Peroxisomes (per-ok′sih-sōmz)
Peroxisomes (per-ok′sih-sōmz) are membranous sacs containing powerful oxidase (ok′sĭ-dāz) enzymes that use molecular oxygen to detoxify a number of harmful or poisonous substances, including alcohol and formaldehyde. However, their most important function is to “disarm” dangerous free radicals. Free radicals are highly reactive chemicals with unpaired electrons that can damage the structure of proteins and nucleic acids. Free radicals are normal by-products of cellular metabolism, but if allowed to accumulate, they can have devastating effects on cells. Peroxisomes convert free radicals to hydrogen peroxide , a function indicated in their naming (peroxisomes = peroxide bodies). The enzyme catalase (kat′ah-lās) then converts excess hydrogen peroxide to water. Peroxisomes are especially numerous in liver and kidney cells, which are very active in detoxification.

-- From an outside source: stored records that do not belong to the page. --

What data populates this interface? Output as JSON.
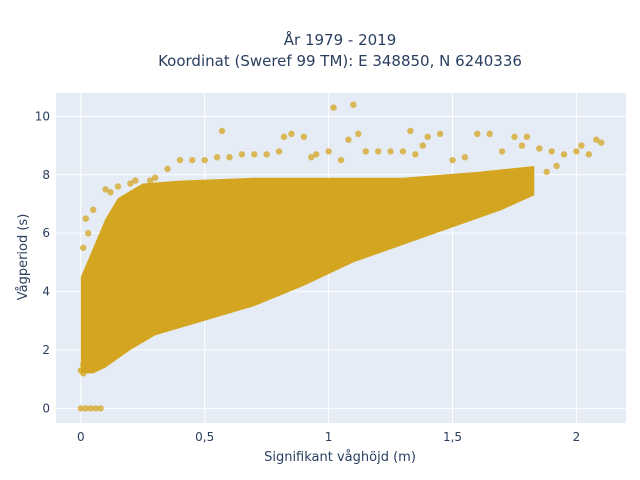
{
  "chart_data": {
    "type": "scatter",
    "title_lines": [
      "År 1979 - 2019",
      "Koordinat (Sweref 99 TM): E 348850, N 6240336"
    ],
    "xlabel": "Signifikant våghöjd (m)",
    "ylabel": "Vågperiod (s)",
    "xlim": [
      -0.1,
      2.2
    ],
    "ylim": [
      -0.5,
      10.8
    ],
    "x_ticks": [
      0,
      0.5,
      1,
      1.5,
      2
    ],
    "x_tick_labels": [
      "0",
      "0,5",
      "1",
      "1,5",
      "2"
    ],
    "y_ticks": [
      0,
      2,
      4,
      6,
      8,
      10
    ],
    "y_tick_labels": [
      "0",
      "2",
      "4",
      "6",
      "8",
      "10"
    ],
    "grid": true,
    "legend": "none",
    "series": [
      {
        "x": [
          0.0,
          0.02,
          0.04,
          0.06,
          0.08,
          0.0,
          0.01,
          0.01,
          0.02,
          0.03,
          0.01,
          0.05,
          0.1,
          0.12,
          0.15,
          0.2,
          0.22,
          0.28,
          0.3,
          0.35,
          0.4,
          0.45,
          0.5,
          0.55,
          0.57,
          0.6,
          0.65,
          0.7,
          0.75,
          0.8,
          0.82,
          0.85,
          0.9,
          0.93,
          0.95,
          1.0,
          1.02,
          1.05,
          1.08,
          1.1,
          1.12,
          1.15,
          1.2,
          1.25,
          1.3,
          1.33,
          1.35,
          1.38,
          1.4,
          1.45,
          1.5,
          1.55,
          1.6,
          1.65,
          1.7,
          1.75,
          1.78,
          1.8,
          1.85,
          1.9,
          1.95,
          2.0,
          2.02,
          2.05,
          2.08,
          2.1,
          1.88,
          1.92
        ],
        "y": [
          0.0,
          0.0,
          0.0,
          0.0,
          0.0,
          1.3,
          1.5,
          1.2,
          6.5,
          6.0,
          5.5,
          6.8,
          7.5,
          7.4,
          7.6,
          7.7,
          7.8,
          7.8,
          7.9,
          8.2,
          8.5,
          8.5,
          8.5,
          8.6,
          9.5,
          8.6,
          8.7,
          8.7,
          8.7,
          8.8,
          9.3,
          9.4,
          9.3,
          8.6,
          8.7,
          8.8,
          10.3,
          8.5,
          9.2,
          10.4,
          9.4,
          8.8,
          8.8,
          8.8,
          8.8,
          9.5,
          8.7,
          9.0,
          9.3,
          9.4,
          8.5,
          8.6,
          9.4,
          9.4,
          8.8,
          9.3,
          9.0,
          9.3,
          8.9,
          8.8,
          8.7,
          8.8,
          9.0,
          8.7,
          9.2,
          9.1,
          8.1,
          8.3
        ]
      }
    ],
    "color": "#d4a520"
  }
}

Although peroxisomes look like small lysosomes (see Figure 3.4), they do not arise by budding from the Golgi apparatus. Instead, one way they replicate themselves is by simply pinching in half, like mitochondria, but most peroxisomes appear to bud directly from the ER.
Cytoskeleton
An elaborate network of protein structures extends throughout the cytoplasm. This network, or cytoskeleton, acts as a cell’s “bones and muscles” by furnishing an internal framework that determines cell shape, supports other organelles, and provides the machinery for intracellular transport and various types of cellular movements. From its smallest to its largest elements, the cytoskeleton is made up of microfilaments, intermediate filaments, and microtubules (Figure 3.7). Although there is some overlap in roles, generally speaking microfilaments (such as actin) are most involved in cell motility and in producing changes in cell shape. (You could say that cells move when they get their act(in) together.) The strong, stable, ropelike intermediate filaments are made up of fibrous subunits. They help form desmosomes (see Figure 3.2) and provide internal guy wires to resist pulling forces on the cell. The tubelike microtubules are made up of repeating subunits of the protein tubulin. They determine the overall shape of a cell and the distribution of organelles. They are very important during cell division Section 3.3b.
Centrioles
The paired centrioles (sen′tre-ōlz), collectively called the centrosome, lie close to the nucleus (see Figure 3.4). They are rod-shaped bodies that lie at right angles to each other; internally they are made up of a pinwheel array of nine triplets of fine microtubules. Centrioles are best known for their role in generating microtubules and also for directing the formation of the mitotic spindle during cell division (look ahead to Figure 3.15).